The major gender difference is that women are at higher risk than men to experience a first episode of depression. After that, there is no consistent gender difference in the severity or course of depression – in other words, depressed men and women don't differ in the extent to which depression interferes with their ability to function, or in the length or frequency of their depressive episodes. Women, however, are more likely than men to report a high number of depressive symptoms (i.e., seven or eight). And pure depression – in which the person has no other psychiatric illness, such as substance abuse or anxiety – is more common in women than men.

Most depressed patients, however, do not have pure depression; instead, they also suffer from other psychiatric illnesses. These other mental disorders often appear before the clinical depression. In women, depression often follows anxiety disorders, while in men it often follows substance abuse disorders or conduct disorder (i.e., antisocial behaviors).

Few men or women who have suicidal thoughts get treatment. Suicidal thinking and behavior is particularly common among adolescents and the elderly. More women attempt suicide, but more men complete suicide attempts, partly because they tend to use more lethal methods such as guns rather than medication overdoses.

Risk factors for depression
While depression is a very common illness, not everyone is equally likely to develop depression and certain risk factors increase the probability of developing this disorder.

A risk factor is a condition or behavior that precedes the onset of depression and is found at a higher rate in persons with depression than without depression. Risk factors also can provide a profile of those for whom depression is more likely and, consequently, can serve as targets for treatment and prevention strategies.

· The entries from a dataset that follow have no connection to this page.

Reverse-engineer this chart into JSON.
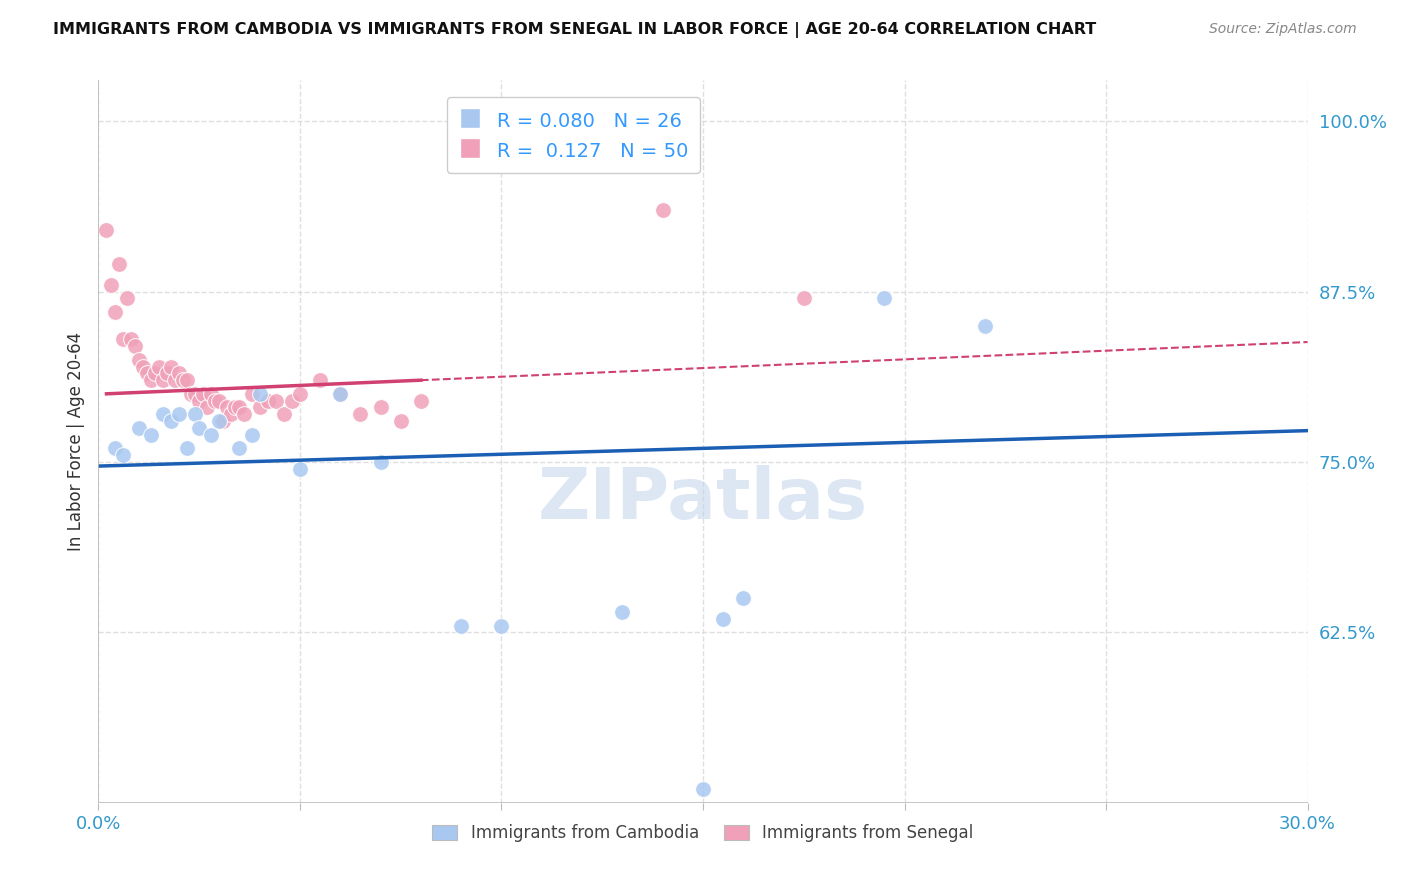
{
  "title": "IMMIGRANTS FROM CAMBODIA VS IMMIGRANTS FROM SENEGAL IN LABOR FORCE | AGE 20-64 CORRELATION CHART",
  "source": "Source: ZipAtlas.com",
  "ylabel": "In Labor Force | Age 20-64",
  "xlim": [
    0.0,
    0.3
  ],
  "ylim": [
    0.5,
    1.03
  ],
  "xticks": [
    0.0,
    0.05,
    0.1,
    0.15,
    0.2,
    0.25,
    0.3
  ],
  "ytick_labels_right": [
    "100.0%",
    "87.5%",
    "75.0%",
    "62.5%"
  ],
  "ytick_vals_right": [
    1.0,
    0.875,
    0.75,
    0.625
  ],
  "watermark": "ZIPatlas",
  "legend_r_cambodia": "0.080",
  "legend_n_cambodia": "26",
  "legend_r_senegal": "0.127",
  "legend_n_senegal": "50",
  "cambodia_color": "#a8c8f0",
  "senegal_color": "#f0a0b8",
  "cambodia_line_color": "#1a5fb4",
  "senegal_line_color": "#d04070",
  "cambodia_x": [
    0.004,
    0.006,
    0.01,
    0.013,
    0.016,
    0.018,
    0.02,
    0.022,
    0.024,
    0.025,
    0.028,
    0.03,
    0.035,
    0.038,
    0.04,
    0.05,
    0.06,
    0.07,
    0.09,
    0.1,
    0.13,
    0.155,
    0.16,
    0.195,
    0.22,
    0.15
  ],
  "cambodia_y": [
    0.76,
    0.755,
    0.775,
    0.77,
    0.785,
    0.78,
    0.785,
    0.76,
    0.785,
    0.775,
    0.77,
    0.78,
    0.76,
    0.77,
    0.8,
    0.745,
    0.8,
    0.75,
    0.63,
    0.63,
    0.64,
    0.635,
    0.65,
    0.87,
    0.85,
    0.51
  ],
  "senegal_x": [
    0.002,
    0.003,
    0.004,
    0.005,
    0.006,
    0.007,
    0.008,
    0.009,
    0.01,
    0.011,
    0.012,
    0.013,
    0.014,
    0.015,
    0.016,
    0.017,
    0.018,
    0.019,
    0.02,
    0.021,
    0.022,
    0.023,
    0.024,
    0.025,
    0.026,
    0.027,
    0.028,
    0.029,
    0.03,
    0.031,
    0.032,
    0.033,
    0.034,
    0.035,
    0.036,
    0.038,
    0.04,
    0.042,
    0.044,
    0.046,
    0.048,
    0.05,
    0.055,
    0.06,
    0.065,
    0.07,
    0.075,
    0.08,
    0.14,
    0.175
  ],
  "senegal_y": [
    0.92,
    0.88,
    0.86,
    0.895,
    0.84,
    0.87,
    0.84,
    0.835,
    0.825,
    0.82,
    0.815,
    0.81,
    0.815,
    0.82,
    0.81,
    0.815,
    0.82,
    0.81,
    0.815,
    0.81,
    0.81,
    0.8,
    0.8,
    0.795,
    0.8,
    0.79,
    0.8,
    0.795,
    0.795,
    0.78,
    0.79,
    0.785,
    0.79,
    0.79,
    0.785,
    0.8,
    0.79,
    0.795,
    0.795,
    0.785,
    0.795,
    0.8,
    0.81,
    0.8,
    0.785,
    0.79,
    0.78,
    0.795,
    0.935,
    0.87
  ],
  "background_color": "#ffffff",
  "grid_color": "#d8d8d8",
  "cam_line_x0": 0.0,
  "cam_line_y0": 0.747,
  "cam_line_x1": 0.3,
  "cam_line_y1": 0.773,
  "sen_line_solid_x0": 0.002,
  "sen_line_solid_y0": 0.8,
  "sen_line_solid_x1": 0.08,
  "sen_line_solid_y1": 0.81,
  "sen_line_dash_x0": 0.08,
  "sen_line_dash_y0": 0.81,
  "sen_line_dash_x1": 0.3,
  "sen_line_dash_y1": 0.838
}
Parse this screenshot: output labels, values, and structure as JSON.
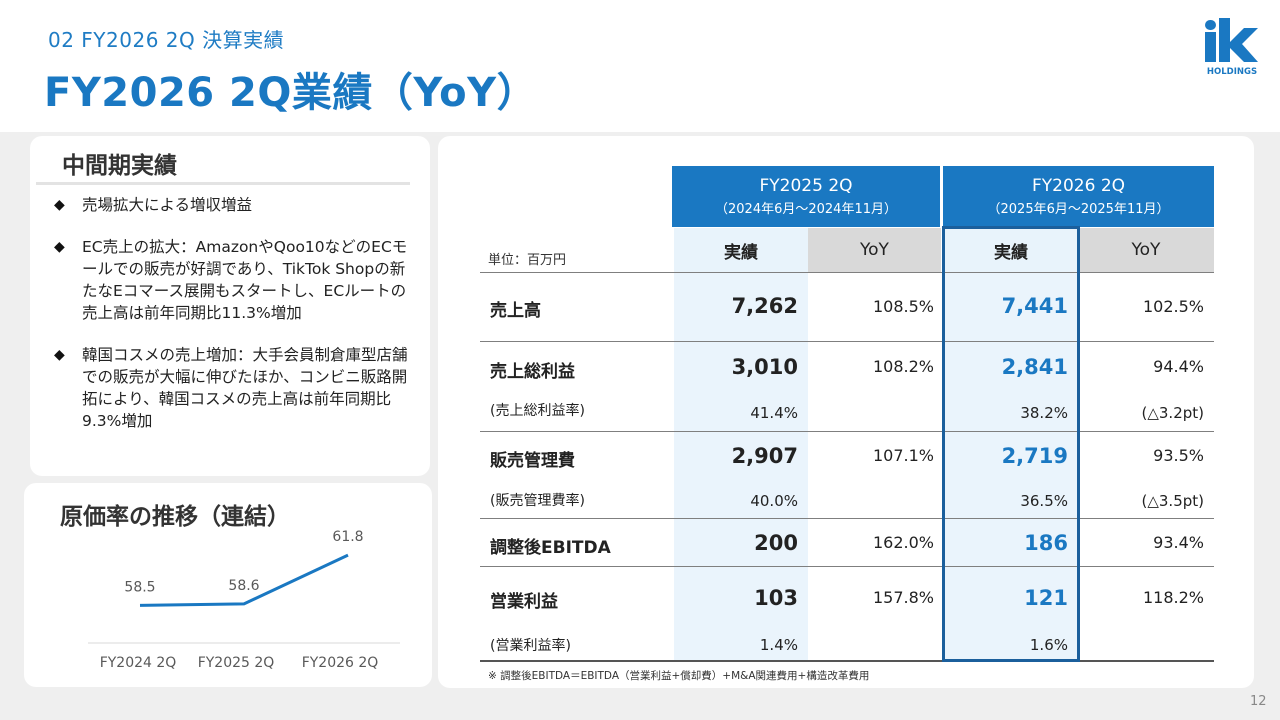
{
  "header": {
    "section": "02  FY2026 2Q  決算実績",
    "title": "FY2026 2Q業績（YoY）",
    "logo_text": "HOLDINGS",
    "logo_mark": "ik"
  },
  "summary": {
    "heading": "中間期実績",
    "bullet_mark": "◆",
    "bullets": [
      "売場拡大による増収増益",
      "EC売上の拡大：AmazonやQoo10などのECモールでの販売が好調であり、TikTok Shopの新たなEコマース展開もスタートし、ECルートの売上高は前年同期比11.3%増加",
      "韓国コスメの売上増加：大手会員制倉庫型店舗での販売が大幅に伸びたほか、コンビニ販路開拓により、韓国コスメの売上高は前年同期比9.3%増加"
    ]
  },
  "cost_chart": {
    "heading": "原価率の推移（連結）",
    "chart_data": {
      "type": "line",
      "title": "",
      "categories": [
        "FY2024 2Q",
        "FY2025 2Q",
        "FY2026 2Q"
      ],
      "series": [
        {
          "values": [
            58.5,
            58.6,
            61.8
          ]
        }
      ],
      "data_labels": [
        "58.5",
        "58.6",
        "61.8"
      ],
      "grid": false,
      "color": "#1a78c2"
    }
  },
  "table": {
    "unit": "単位：百万円",
    "periods": [
      {
        "year": "FY2025  2Q",
        "range": "（2024年6月～2024年11月）"
      },
      {
        "year": "FY2026  2Q",
        "range": "（2025年6月～2025年11月）"
      }
    ],
    "sub_headers": {
      "actual": "実績",
      "yoy": "YoY"
    },
    "rows": [
      {
        "label": "売上高",
        "a1": "7,262",
        "y1": "108.5%",
        "a2": "7,441",
        "y2": "102.5%"
      },
      {
        "label": "売上総利益",
        "a1": "3,010",
        "y1": "108.2%",
        "a2": "2,841",
        "y2": "94.4%",
        "sub": {
          "label": "(売上総利益率)",
          "a1": "41.4%",
          "a2": "38.2%",
          "y2": "(△3.2pt)"
        }
      },
      {
        "label": "販売管理費",
        "a1": "2,907",
        "y1": "107.1%",
        "a2": "2,719",
        "y2": "93.5%",
        "sub": {
          "label": "(販売管理費率)",
          "a1": "40.0%",
          "a2": "36.5%",
          "y2": "(△3.5pt)"
        }
      },
      {
        "label": "調整後EBITDA",
        "a1": "200",
        "y1": "162.0%",
        "a2": "186",
        "y2": "93.4%"
      },
      {
        "label": "営業利益",
        "a1": "103",
        "y1": "157.8%",
        "a2": "121",
        "y2": "118.2%",
        "sub": {
          "label": "(営業利益率)",
          "a1": "1.4%",
          "a2": "1.6%",
          "y2": ""
        }
      }
    ],
    "footnote": "※  調整後EBITDA＝EBITDA（営業利益+償却費）+M&A関連費用+構造改革費用"
  },
  "page_number": "12",
  "colors": {
    "accent": "#1a78c2",
    "highlight_border": "#1b5f9c",
    "yoy_header": "#d9d9d9"
  }
}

One of the most consistently determined risk factors for depression is female gender. Some of the other factors that increase risk for depression include prior episodes of depression, family history of depression in first-degree relatives (parents and siblings), and chronic medical illness.

Certain cognitive styles – ways of thinking and viewing the world – also can be risk factors for depression. For example, those who focus extensively on pleasing others to avoid disapproval and those who have an exaggerated need for control have an increased risk for depression. People with these needs establish unattainable goals that make them feel more hopeless. Another cognitive style is rumination, or replaying negative experiences and their possible meanings and consequences. With cognitive behavioral therapy, some of these styles can be modified.

Finally, a very important risk factor is life stress, or exposure to adverse experience, and the effect of this factor might be particularly helpful in explaining the gender disparity in rates of depression. Life stress greatly increases risk for depression, and women are preferentially affected by life stress and have more event-related depression than men.